My efforts were fruitful; after e-mailing her to explain my interest in volunteering for Pro Mujer, she was kindly put me in touch with the right people within the organization and before I knew it, I was on a Skype interview with the managers of the Peru office terrified that my Spanish would be less than satisfactory and that my pyjama bottoms would somehow be visible on the webcam.  The stars all seemed to align on this one because within a week I had received correspondence from Pro Mujer accepting me as finance intern for two months.  I was ecstatic!  Not only did I secure my first opportunity in the microfinance industry, but I finally used my networking skills with success and without feeling insincere afterward.

Now I find myself one week into my stay in Puno and it feels nice to settle to be settled in a place, even if for a short time, while engaging in an activity that is more purposeful than being a lady of leisure all day.  I think the biggest takeaway from this experience thus far occurred when I realized that the benefits of a career break to your motivation are real.  My boss informed me that I was to prepare due diligence documentation and join him on a conference call with one of the organization’s financiers.  For the first time since I can remember, I got a little sparkle in my eye at the mention of the words, “due diligence” and “conference call.”

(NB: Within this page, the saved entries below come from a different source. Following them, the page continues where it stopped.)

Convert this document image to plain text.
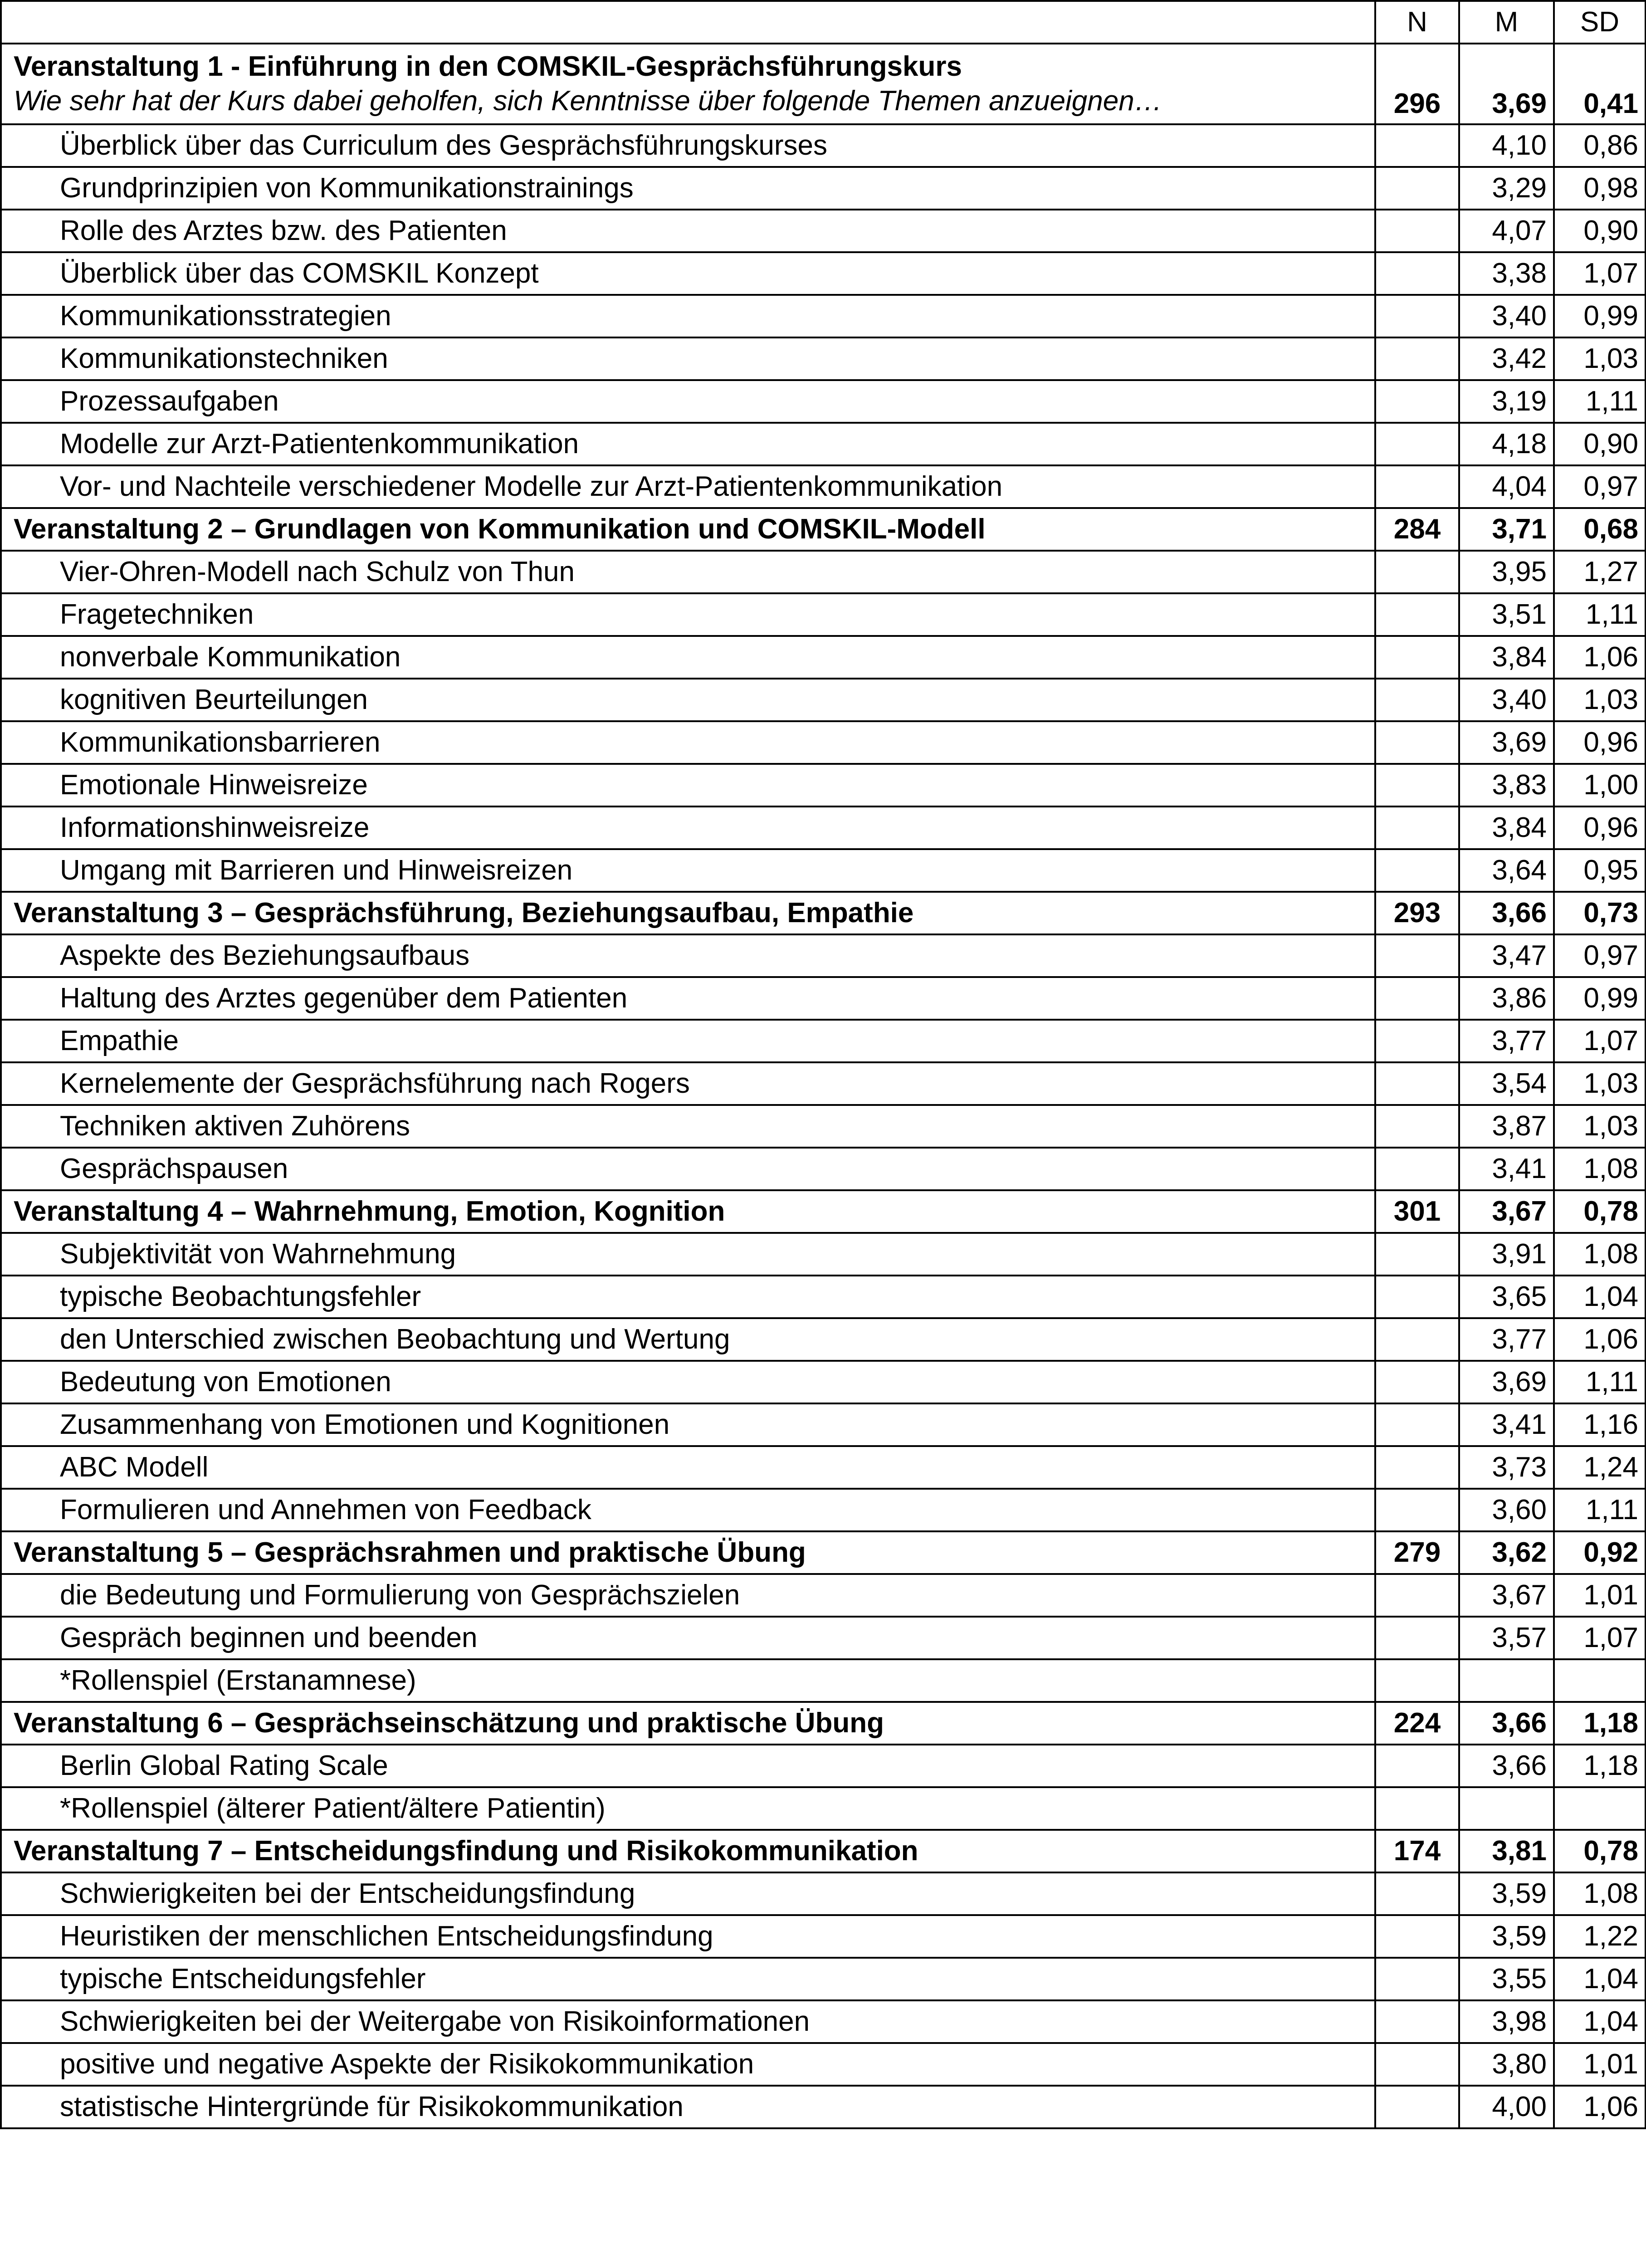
	N	M	SD

Veranstaltung 1 - Einführung in den COMSKIL-Gesprächsführungskurs
Wie sehr hat der Kurs dabei geholfen, sich Kenntnisse über folgende Themen anzueignen…	296	3,69	0,41
Überblick über das Curriculum des Gesprächsführungskurses		4,10	0,86
Grundprinzipien von Kommunikationstrainings		3,29	0,98
Rolle des Arztes bzw. des Patienten		4,07	0,90
Überblick über das COMSKIL Konzept		3,38	1,07
Kommunikationsstrategien		3,40	0,99
Kommunikationstechniken		3,42	1,03
Prozessaufgaben		3,19	1,11
Modelle zur Arzt-Patientenkommunikation		4,18	0,90
Vor- und Nachteile verschiedener Modelle zur Arzt-Patientenkommunikation		4,04	0,97

Veranstaltung 2 – Grundlagen von Kommunikation und COMSKIL-Modell	284	3,71	0,68
Vier-Ohren-Modell nach Schulz von Thun		3,95	1,27
Fragetechniken		3,51	1,11
nonverbale Kommunikation		3,84	1,06
kognitiven Beurteilungen		3,40	1,03
Kommunikationsbarrieren		3,69	0,96
Emotionale Hinweisreize		3,83	1,00
Informationshinweisreize		3,84	0,96
Umgang mit Barrieren und Hinweisreizen		3,64	0,95

Veranstaltung 3 – Gesprächsführung, Beziehungsaufbau, Empathie	293	3,66	0,73
Aspekte des Beziehungsaufbaus		3,47	0,97
Haltung des Arztes gegenüber dem Patienten		3,86	0,99
Empathie		3,77	1,07
Kernelemente der Gesprächsführung nach Rogers		3,54	1,03
Techniken aktiven Zuhörens		3,87	1,03
Gesprächspausen		3,41	1,08

Veranstaltung 4 – Wahrnehmung, Emotion, Kognition	301	3,67	0,78
Subjektivität von Wahrnehmung		3,91	1,08
typische Beobachtungsfehler		3,65	1,04
den Unterschied zwischen Beobachtung und Wertung		3,77	1,06
Bedeutung von Emotionen		3,69	1,11
Zusammenhang von Emotionen und Kognitionen		3,41	1,16
ABC Modell		3,73	1,24
Formulieren und Annehmen von Feedback		3,60	1,11

Veranstaltung 5 – Gesprächsrahmen und praktische Übung	279	3,62	0,92
die Bedeutung und Formulierung von Gesprächszielen		3,67	1,01
Gespräch beginnen und beenden		3,57	1,07
*Rollenspiel (Erstanamnese)			

Veranstaltung 6 – Gesprächseinschätzung und praktische Übung	224	3,66	1,18
Berlin Global Rating Scale		3,66	1,18
*Rollenspiel (älterer Patient/ältere Patientin)			

Veranstaltung 7 – Entscheidungsfindung und Risikokommunikation	174	3,81	0,78
Schwierigkeiten bei der Entscheidungsfindung		3,59	1,08
Heuristiken der menschlichen Entscheidungsfindung		3,59	1,22
typische Entscheidungsfehler		3,55	1,04
Schwierigkeiten bei der Weitergabe von Risikoinformationen		3,98	1,04
positive und negative Aspekte der Risikokommunikation		3,80	1,01
statistische Hintergründe für Risikokommunikation		4,00	1,06
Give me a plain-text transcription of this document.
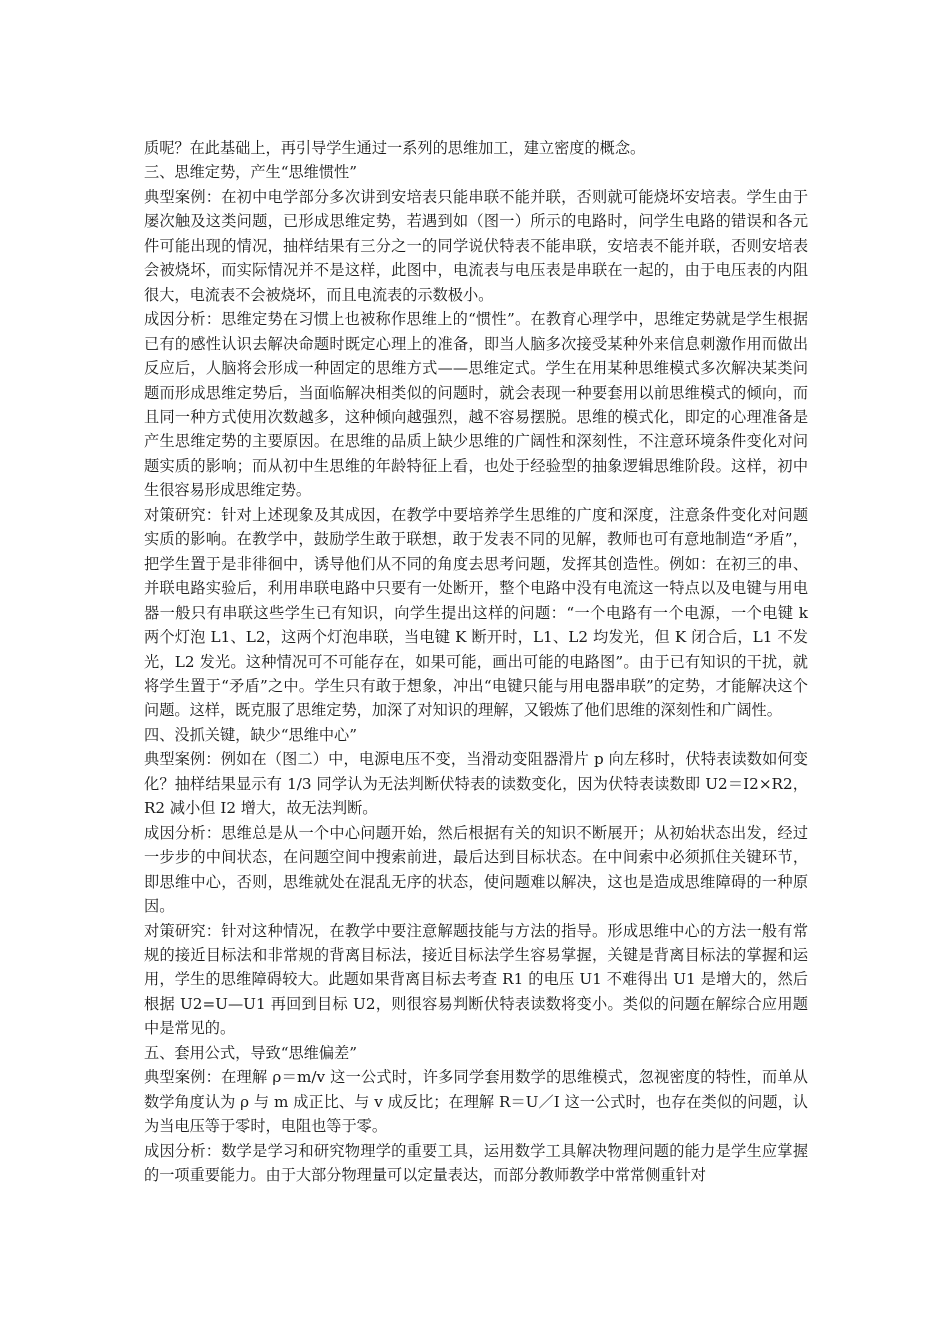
质呢？在此基础上，再引导学生通过一系列的思维加工，建立密度的概念。

三、思维定势，产生“思维惯性”

典型案例：在初中电学部分多次讲到安培表只能串联不能并联，否则就可能烧坏安培表。学生由于屡次触及这类问题，已形成思维定势，若遇到如（图一）所示的电路时，问学生电路的错误和各元件可能出现的情况，抽样结果有三分之一的同学说伏特表不能串联，安培表不能并联，否则安培表会被烧坏，而实际情况并不是这样，此图中，电流表与电压表是串联在一起的，由于电压表的内阻很大，电流表不会被烧坏，而且电流表的示数极小。

成因分析：思维定势在习惯上也被称作思维上的“惯性”。在教育心理学中，思维定势就是学生根据已有的感性认识去解决命题时既定心理上的准备，即当人脑多次接受某种外来信息刺激作用而做出反应后，人脑将会形成一种固定的思维方式——思维定式。学生在用某种思维模式多次解决某类问题而形成思维定势后，当面临解决相类似的问题时，就会表现一种要套用以前思维模式的倾向，而且同一种方式使用次数越多，这种倾向越强烈，越不容易摆脱。思维的模式化，即定的心理准备是产生思维定势的主要原因。在思维的品质上缺少思维的广阔性和深刻性，不注意环境条件变化对问题实质的影响；而从初中生思维的年龄特征上看，也处于经验型的抽象逻辑思维阶段。这样，初中生很容易形成思维定势。

对策研究：针对上述现象及其成因，在教学中要培养学生思维的广度和深度，注意条件变化对问题实质的影响。在教学中，鼓励学生敢于联想，敢于发表不同的见解，教师也可有意地制造“矛盾”，把学生置于是非徘徊中，诱导他们从不同的角度去思考问题，发挥其创造性。例如：在初三的串、并联电路实验后，利用串联电路中只要有一处断开，整个电路中没有电流这一特点以及电键与用电器一般只有串联这些学生已有知识，向学生提出这样的问题：“一个电路有一个电源，一个电键 k 两个灯泡 L1、L2，这两个灯泡串联，当电键 K 断开时，L1、L2 均发光，但 K 闭合后，L1 不发光，L2 发光。这种情况可不可能存在，如果可能，画出可能的电路图”。由于已有知识的干扰，就将学生置于“矛盾”之中。学生只有敢于想象，冲出“电键只能与用电器串联”的定势，才能解决这个问题。这样，既克服了思维定势，加深了对知识的理解，又锻炼了他们思维的深刻性和广阔性。

四、没抓关键，缺少“思维中心”

典型案例：例如在（图二）中，电源电压不变，当滑动变阻器滑片 p 向左移时，伏特表读数如何变化？抽样结果显示有 1/3 同学认为无法判断伏特表的读数变化，因为伏特表读数即 U2＝I2×R2，R2 减小但 I2 增大，故无法判断。

成因分析：思维总是从一个中心问题开始，然后根据有关的知识不断展开；从初始状态出发，经过一步步的中间状态，在问题空间中搜索前进，最后达到目标状态。在中间索中必须抓住关键环节，即思维中心，否则，思维就处在混乱无序的状态，使问题难以解决，这也是造成思维障碍的一种原因。

对策研究：针对这种情况，在教学中要注意解题技能与方法的指导。形成思维中心的方法一般有常规的接近目标法和非常规的背离目标法，接近目标法学生容易掌握，关键是背离目标法的掌握和运用，学生的思维障碍较大。此题如果背离目标去考查 R1 的电压 U1 不难得出 U1 是增大的，然后根据 U2=U—U1 再回到目标 U2，则很容易判断伏特表读数将变小。类似的问题在解综合应用题中是常见的。

五、套用公式，导致“思维偏差”

典型案例：在理解 ρ＝m/v 这一公式时，许多同学套用数学的思维模式，忽视密度的特性，而单从数学角度认为 ρ 与 m 成正比、与 v 成反比；在理解 R＝U／I 这一公式时，也存在类似的问题，认为当电压等于零时，电阻也等于零。

成因分析：数学是学习和研究物理学的重要工具，运用数学工具解决物理问题的能力是学生应掌握的一项重要能力。由于大部分物理量可以定量表达，而部分教师教学中常常侧重针对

11 thoughts on “How I Ended up in Puno, Peru

  1. You rock, Lisa! I am so happy for you (and so proud!) that you are following your gut. We only live once (apparently – I guess that depends on who you talk to) and you are living it up. Something truly great must be happening in your life to be even remotely excited by words “conference call”. Can’t wait to hear more about Peru!

    1. Thanks Allison! Your support means a lot to me and I’m so glad this is an experience we share and can spend countless hours in our rocking chairs reflecting on someday!